A demissão do policial militar Edvan de Souza Santos, condenado a 25 anos e seis meses de prisão acusado de participação no assassinato da ex-diretora do Serviço de Saneamento Ambiental de Rondonópolis (Sanear), Terezinha Silva, foi oficializada pelo Governo do Estado. Edvan foi condenado no último dia 19 de março pelo tribunal do júri em Rondonópolis.
Na sentença, além dos 25 anos e seis meses de prisão, o réu foi condenado a perda do cargo público na Polícia Militar de Mato Grosso pelo juiz da 1ª Vara Criminal de Rondonópolis, Leonardo de Araújo Costa Tumiati. Ele era sargento da Polícia Militar.
Edvan atuava como policial militar na época do crime que ocorreu em 16 de janeiro de 2021. Ele participou do julgamento no tribunal do júri de Rondonópolis por videoconferência do presídio de Chapada dos Guimarães, onde está preso desde 2022.
O réu havia sido indiciado por participação no assassinato também em 2022, apontado pela polícia por conduzir a motocicleta para o cometimento do crime.
Segundo informações extraídas do inquérito, a polícia identificou a motocicleta utilizada no crime, uma Honda, modelo CB 300, de cor vermelha. A moto foi encontrada abandonada pela Polícia Militar às margens da BR-364, no município de Pedra Preta, dias após o assassinato de Terezinha.

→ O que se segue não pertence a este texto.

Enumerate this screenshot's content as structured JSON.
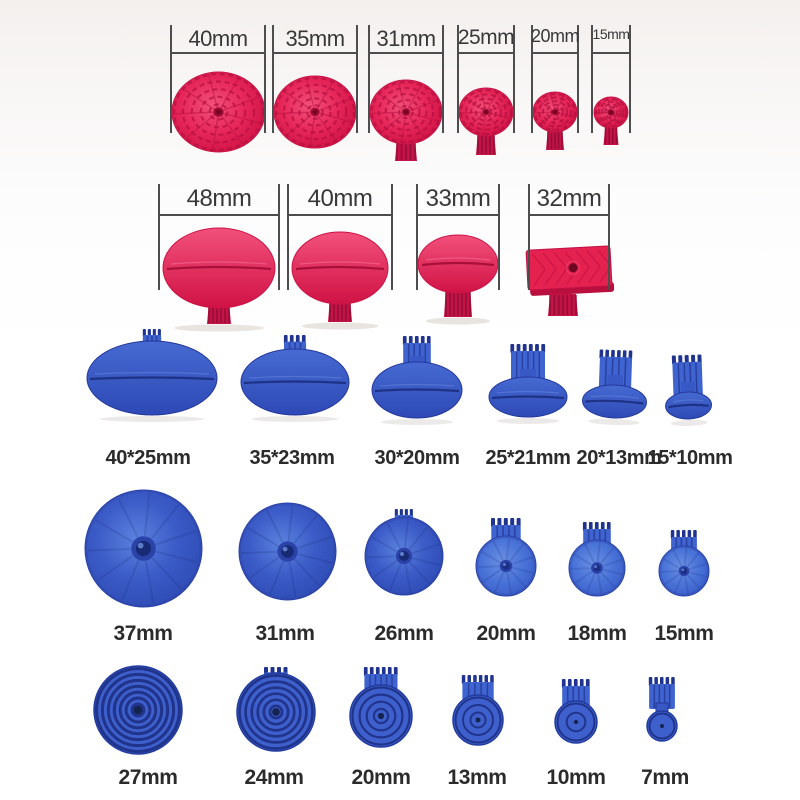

Com o prosseguimento das investigações, a polícia conseguiu determinar a trajetória da motocicleta por meio de câmeras de vídeo em ruas e em rodovias, chegando até Pontes e Lacerda. Também por meio de análise de vídeos foi possível identificar o condutor da motocicleta.
Na época do crime, Edvan era policial militar lotado em Pontes e Lacerda, cidade onde ocorreram outros cinco homicídios em que ele é acusado de ser o responsável.
Ele foi preso em 26 de janeiro de 2022 durante a “Operação Letífero” deflagrada pela Delegacia de Pontes e Lacerda que investigava os cinco homicídios. Na ocasião da prisão ele estava lotado no Batalhão da PM Ambiental em Rondonópolis.